Asian ferrous scrap market roundup from MEPS
Monday, 05 March 2012 | 00:00
In China, average provincial quotations fell by 2.2 percent in February. Buying activity has been unsettled by the country’s strict credit conditions and minimal construction activity, particularly in the northern provinces. Looking forward, dealers do not expect a strong rebound in transaction values in March. The finished steel market outlook remains negative. Domestic steelmakers are reluctant to replenish their depleted inventories. Moreover, collection rates will pick up next month.
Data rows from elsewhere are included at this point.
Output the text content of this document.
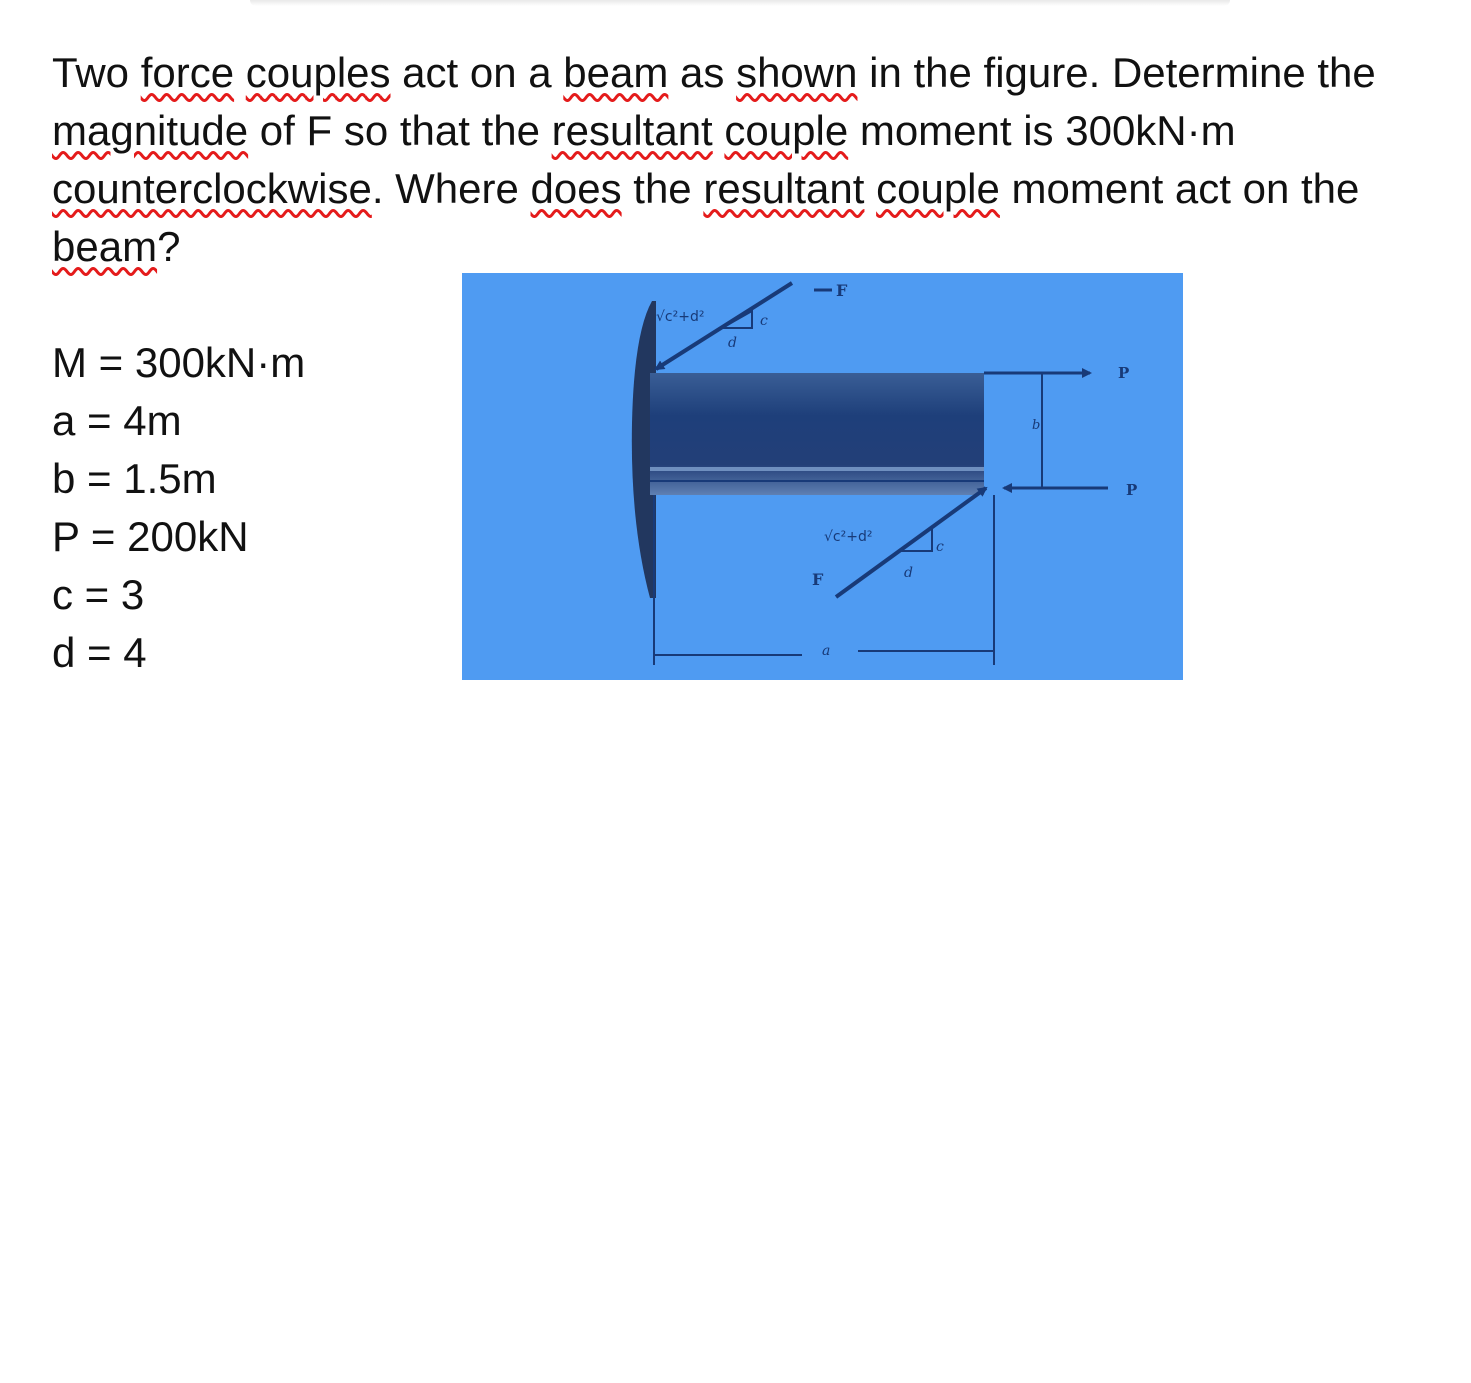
Two force couples act on a beam as shown in the figure. Determine the magnitude of F so that the resultant couple moment is 300kN·m counterclockwise. Where does the resultant couple moment act on the beam?

M = 300kN·m
a = 4m
b = 1.5m
P = 200kN
c = 3
d = 4
√c²+d²	c
d
F
P
P
b
√c²+d²
c
d
F
a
Different price scenarios developed in the four Indian regions researched by MEPS (International) Ltd. Tight supply has exerted upward pressure on domestic selling figures. Buyers intend to secure material ahead of the Hindu Holi festival. Importers have been more active, following the rupee’s appreciation against the US dollar. Foreign suppliers are not likely to lower their HMS1&2 (80:20) quotations due to healthy demand in other global markets.
The price growth in Japan was instigated by Tokyo Steel Manufacturing. The steelmaker raised its HMS2 buying prices at all subsidiaries to secure material. Domestic scrap supply had tightened due to firm export shipments from Tokyo and Osaka. Local dealers predict that the market price upturn will continue until stock targets are fulfilled.
South Korean steelworks hold sufficient inventory to cover planned production. Importers sourced material mainly from Japan. Offers from US dealers remained in line with global market trends.
Taiwanese mills, operating electric furnaces, maintained conservative purchasing policies. Only small bundles of material are being procured. Construction activity is not expected to pick up until mid-March.